Antidouleurs, allers-retours à l’hôpital, opérations, les douleurs de Nolwenn persistent sans s’atténuer. Au déclenchement de sa maladie, elle arrête toute activité physique. ‘‘Pendant mes crises, je ne pouvais plus aller à la salle de sport. J’ai lu ensuite un article qui expliquait que les sports doux comme le pilates étaient plus adaptés et pouvaient atténuer les douleurs pelviennes.’’ Rapidement, la pratique de cette discipline l’aide à gérer ses douleurs. ‘‘Sur le moment ça me fait un peu mal, mais c’est après les séances que je ressens les bienfaits. Les exercices de respiration et le travail des muscles profonds permettent de détendre mon ventre et mes douleurs sont moins fortes.’’

‘‘Quand je cours, c’est comme si ça me rendait plus forte’’
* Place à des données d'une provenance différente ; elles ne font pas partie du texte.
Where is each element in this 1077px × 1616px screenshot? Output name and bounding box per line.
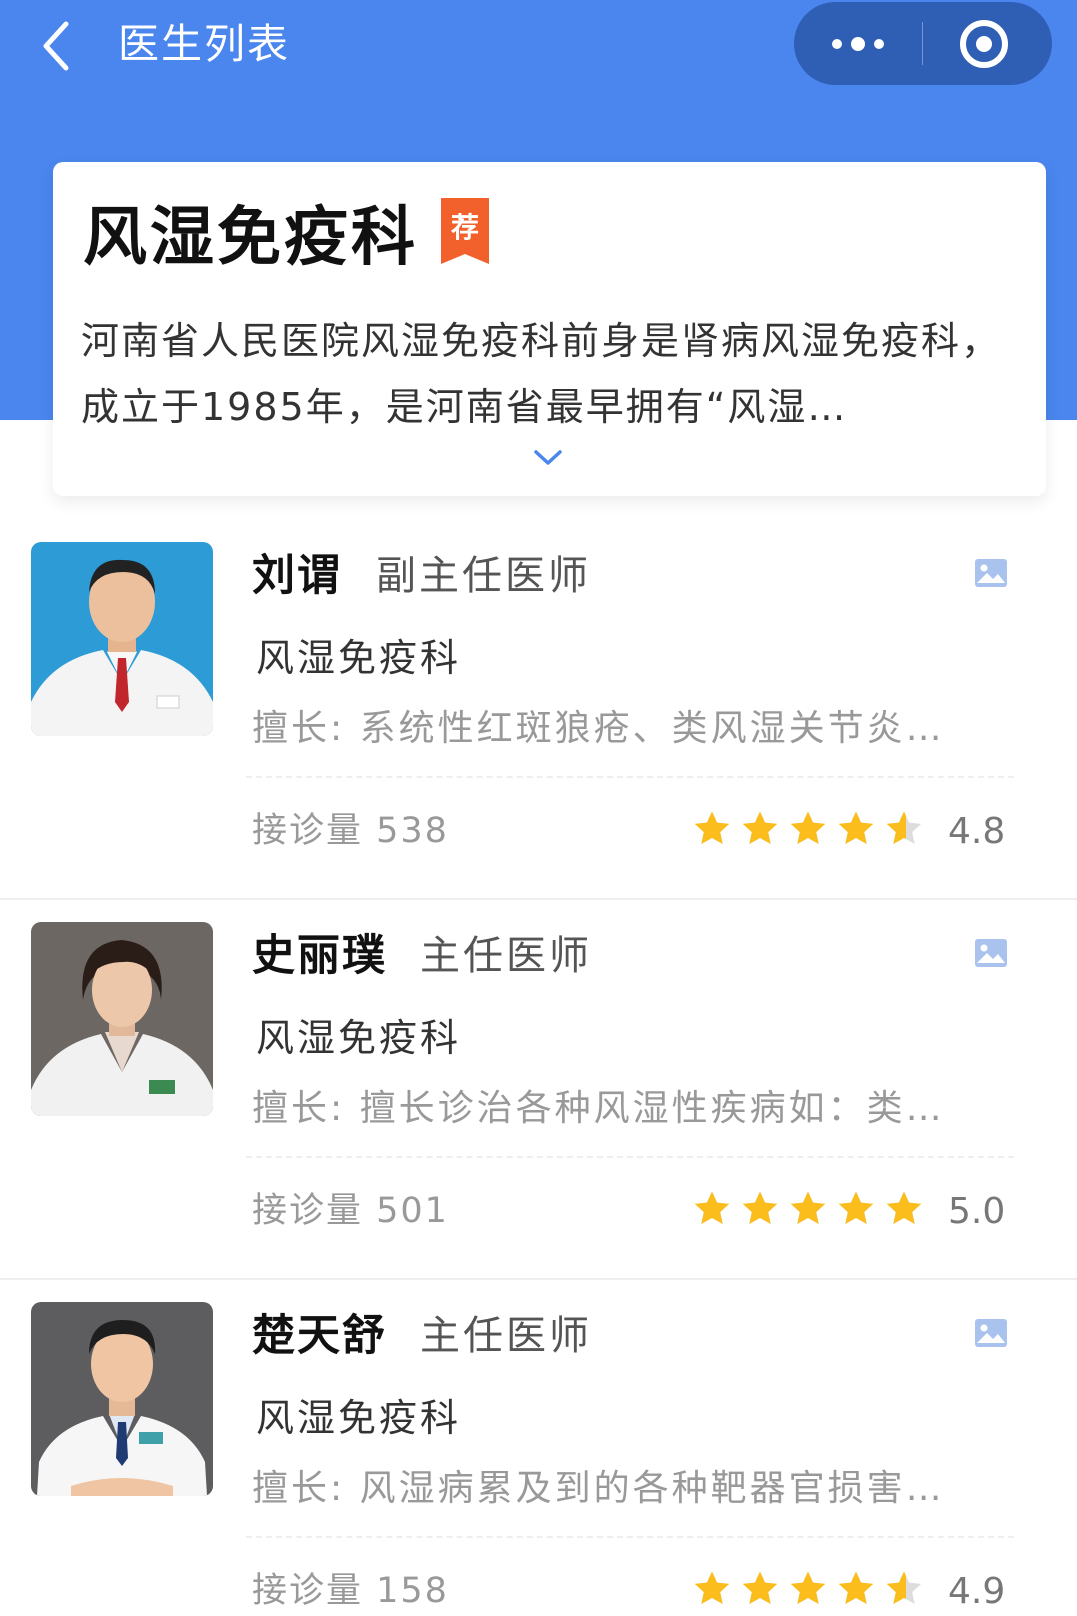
doctor-title: 主任医师	[420, 933, 592, 979]
star-icon	[838, 811, 874, 844]
star-icon	[886, 811, 922, 844]
target-circle-icon	[960, 20, 1008, 68]
doctor-avatar	[31, 542, 213, 736]
consult-count: 接诊量 501	[252, 1191, 449, 1231]
doctor-name: 楚天舒	[252, 1311, 387, 1361]
doctor-avatar	[31, 922, 213, 1116]
doctor-title: 副主任医师	[376, 553, 591, 599]
star-icon	[790, 811, 826, 844]
star-icon	[694, 811, 730, 844]
star-icon	[790, 1571, 826, 1604]
more-button[interactable]	[794, 2, 922, 85]
doctor-avatar	[31, 1302, 213, 1496]
rating-score: 5.0	[948, 1191, 1006, 1232]
doctor-specialty: 擅长: 擅长诊治各种风湿性疾病如：类…	[252, 1088, 945, 1129]
rating-stars	[692, 809, 932, 849]
star-icon	[838, 1191, 874, 1224]
doctor-item[interactable]: 刘谓 副主任医师 风湿免疫科 擅长: 系统性红斑狼疮、类风湿关节炎… 接诊量 5…	[0, 520, 1077, 900]
doctor-name: 刘谓	[252, 551, 342, 601]
star-icon	[886, 1191, 922, 1224]
consult-count: 接诊量 538	[252, 811, 449, 851]
mini-program-capsule	[794, 2, 1052, 85]
image-icon[interactable]	[974, 938, 1008, 968]
doctor-item[interactable]: 楚天舒 主任医师 风湿免疫科 擅长: 风湿病累及到的各种靶器官损害… 接诊量 1…	[0, 1280, 1077, 1616]
doctor-department: 风湿免疫科	[256, 636, 462, 680]
doctor-item[interactable]: 史丽璞 主任医师 风湿免疫科 擅长: 擅长诊治各种风湿性疾病如：类… 接诊量 5…	[0, 900, 1077, 1280]
department-description: 河南省人民医院风湿免疫科前身是肾病风湿免疫科，成立于1985年，是河南省最早拥有…	[81, 319, 1002, 429]
star-icon	[790, 1191, 826, 1224]
rating-stars	[692, 1569, 932, 1609]
doctor-department: 风湿免疫科	[256, 1016, 462, 1060]
divider	[246, 1536, 1014, 1538]
doctor-department: 风湿免疫科	[256, 1396, 462, 1440]
department-card: 风湿免疫科 荐 河南省人民医院风湿免疫科前身是肾病风湿免疫科，成立于1985年，…	[53, 162, 1046, 496]
navigation-bar: 医生列表	[0, 0, 1077, 95]
star-icon	[742, 1571, 778, 1604]
doctor-name: 史丽璞	[252, 931, 387, 981]
doctor-specialty: 擅长: 风湿病累及到的各种靶器官损害…	[252, 1468, 945, 1509]
capsule-divider	[922, 22, 923, 65]
chevron-down-icon	[534, 450, 562, 465]
rating-stars	[692, 1189, 932, 1229]
star-icon	[694, 1191, 730, 1224]
star-icon	[742, 1191, 778, 1224]
divider	[246, 776, 1014, 778]
chevron-left-icon	[43, 21, 69, 71]
consult-count: 接诊量 158	[252, 1571, 449, 1611]
page-title: 医生列表	[118, 20, 290, 68]
department-name: 风湿免疫科	[83, 201, 418, 275]
star-icon	[694, 1571, 730, 1604]
star-icon	[742, 811, 778, 844]
expand-button[interactable]	[526, 443, 570, 473]
star-icon	[838, 1571, 874, 1604]
recommend-badge: 荐	[439, 198, 491, 266]
image-icon[interactable]	[974, 558, 1008, 588]
rating-score: 4.8	[948, 811, 1006, 852]
doctor-specialty: 擅长: 系统性红斑狼疮、类风湿关节炎…	[252, 708, 945, 749]
back-button[interactable]	[36, 18, 80, 74]
rating-score: 4.9	[948, 1571, 1006, 1612]
image-icon[interactable]	[974, 1318, 1008, 1348]
divider	[246, 1156, 1014, 1158]
more-dots-icon	[832, 37, 884, 51]
close-button[interactable]	[924, 2, 1052, 85]
doctor-title: 主任医师	[420, 1313, 592, 1359]
star-icon	[886, 1571, 922, 1604]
‘‘Les douleurs dues à l’endométriose, j’ai longtemps pensé que c’était normal’’, témoigne Océane. La Strasbourgeoise de 23 ans a été diagnostiquée en 2020 après plusieurs années de souffrance. ‘‘J’ai commencé à faire des malaises pendant mes règles, c’est là que ça m’a alertée.’’ C’est au cours de séances de course à pied qu’elle remarque que le sport l’aide à supporter les sensations de ‘‘couteau planté dans le bas du ventre’’. ‘‘Quand je cours, c’est comme si ça me rendait plus forte. Tout mon corps s’active, surtout au niveau du ventre. À la fin de ma course, je me sens soulagée.’’ Océane est sous traitement hormonal depuis un an. ‘‘J’ai toujours mal, mais comme je n’ai plus mes règles, c’est moins violent. J’ai continué le sport, parce que c’est vraiment ce qui m’aide à tenir. Je fais de la musculation six fois par semaine maintenant et je travaille mes abdos. Ça atténue les ballonnements.’’

Les bienfaits du sport à l’étude

‘‘Mes patientes expliquent souvent que faire du sport, notamment des pratiques douces, les aident à supporter les douleurs’’, confirme Élodie Chantalat, gynécologue spécialisée en endométriose à l’hôpital Purpan de Toulouse. ‘‘L’endométriose provoque une perte de l’anatomie normale, donc on conseille beaucoup aux patientes d’aller voir des ostéopathes pour faire des étirements. On retrouve ce même genre d’étirements dans des sports comme le pilates ou le yoga. Ces pratiques permettent également aux patientes de reprendre des postures normales, de moins se recroqueviller.’’ Si elle constate que le sport aide sa patiente, elle n’irait pas jusqu’à le recommander directement. ‘‘L’endométriose, c’est une pathologie qui a autant de manifestations différentes que de patientes. On manque encore d’études scientifiques concrètes sur les bienfaits du sport pour contrer ces douleurs.’’ L’Agence nationale de recherche (ANR) et l’association EndoFrance cofinancent en ce sens le programme Crescendo, une étude en cours menée par Géraldine Escriva-Boulley, maîtresse de conférences à l’université de Haute-Alsace. Lancé en février 2022, le programme cherche à établir auprès de 200 personnes atteintes d’endométriose les potentiels bénéfices de l’activité physique adaptée sur les douleurs pelviennes. ‘‘Ce type de recherches pourra aider à trouver des façons de mieux vivre la douleur pour les personnes qui souffrent de cette pathologie qui n’a pas été suffisamment étudiée’’, espère une bénévole de l’association EndoFrance.